Tire inflation to determine weight - solved

The problem goes as follows: he four tires of an automobile are inflated to a gauge pressure of 1.85E+5 Pa. Each tire has an area of 0.0237 m2 in contact with the ground. Determine the weight of the automobile.

But I've applied the Pfluid = F/A and it doesn't seem to pan out. I come up with 447 N per tire, which is wrong.

 

[Hootenanny]

Please show your working. It's hard to see where you've gone wrong if you don't show your working.

 

[HallsofIvy]

Then you done the arithmetic wrong: 2 x 10^5 times 2x 10^(-2)= 4 x 10^3 or 4000, not 400.

 

[BooGTS]

I worked on this problem forever before posting and figured it out in this little window on this site of all places. I'm sure it won't be my last tonight though... thanks for the response.

1. 1.85 x10^5 N/m^2 = (x/.0237m^2)

2. 1.85 x10^5 N x .0237 = 4384.5 N = x

3. 4384.5 N x 4 = 17538N =x

 

[Hootenanny]

4384.5 N x 4 = 17538N =x

Look's good to me

 

[Curious3141]

The problem goes as follows: he four tires of an automobile are inflated to a gauge pressure of 1.85E+5 Pa. Each tire has an area of 0.0237 m2 in contact with the ground. Determine the weight of the automobile.

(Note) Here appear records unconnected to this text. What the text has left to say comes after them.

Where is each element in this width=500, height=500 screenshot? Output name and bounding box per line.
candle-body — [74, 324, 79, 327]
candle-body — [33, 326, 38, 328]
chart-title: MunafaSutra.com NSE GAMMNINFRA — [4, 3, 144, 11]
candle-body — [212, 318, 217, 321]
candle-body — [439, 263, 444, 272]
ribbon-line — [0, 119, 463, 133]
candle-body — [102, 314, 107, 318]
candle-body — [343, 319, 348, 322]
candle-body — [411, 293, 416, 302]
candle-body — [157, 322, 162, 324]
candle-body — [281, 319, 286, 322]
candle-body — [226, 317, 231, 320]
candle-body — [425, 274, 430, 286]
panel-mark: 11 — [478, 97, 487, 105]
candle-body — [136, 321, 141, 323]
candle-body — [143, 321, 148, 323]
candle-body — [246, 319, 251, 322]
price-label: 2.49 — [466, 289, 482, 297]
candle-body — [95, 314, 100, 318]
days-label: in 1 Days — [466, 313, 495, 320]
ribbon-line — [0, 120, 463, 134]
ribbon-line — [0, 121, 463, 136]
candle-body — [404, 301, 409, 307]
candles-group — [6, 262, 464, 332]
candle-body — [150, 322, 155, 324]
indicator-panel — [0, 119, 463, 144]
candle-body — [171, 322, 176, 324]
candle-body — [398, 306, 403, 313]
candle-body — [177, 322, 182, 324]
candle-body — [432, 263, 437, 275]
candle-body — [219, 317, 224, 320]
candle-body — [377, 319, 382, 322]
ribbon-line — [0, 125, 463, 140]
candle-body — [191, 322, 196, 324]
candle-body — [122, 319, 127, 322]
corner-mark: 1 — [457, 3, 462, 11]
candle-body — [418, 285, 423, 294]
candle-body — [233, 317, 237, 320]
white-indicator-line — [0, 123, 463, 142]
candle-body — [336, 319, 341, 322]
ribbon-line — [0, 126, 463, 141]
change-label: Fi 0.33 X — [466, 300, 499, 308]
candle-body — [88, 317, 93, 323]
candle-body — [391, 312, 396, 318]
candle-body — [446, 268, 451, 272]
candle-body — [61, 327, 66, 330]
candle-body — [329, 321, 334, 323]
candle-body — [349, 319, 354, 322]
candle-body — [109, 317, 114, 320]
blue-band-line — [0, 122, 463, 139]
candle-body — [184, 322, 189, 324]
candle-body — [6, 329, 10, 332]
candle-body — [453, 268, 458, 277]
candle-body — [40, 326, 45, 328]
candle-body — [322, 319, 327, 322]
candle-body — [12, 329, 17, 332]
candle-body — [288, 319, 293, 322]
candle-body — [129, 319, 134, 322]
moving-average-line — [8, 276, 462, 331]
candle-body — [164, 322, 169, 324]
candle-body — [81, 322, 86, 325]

But I've applied the Pfluid = F/A and it doesn't seem to pan out. I come up with 447 N per tire, which is wrong.

As Halls of Ivy said, that looks like a simple mathematical error.

Don't forget each tyre only bears a fraction of the weight of the car. So after getting the force exerted by each tyre on the ground, you need to do something else to find the weight of the car.

EDIT : Ah, OK, you've already posted it, that's correct.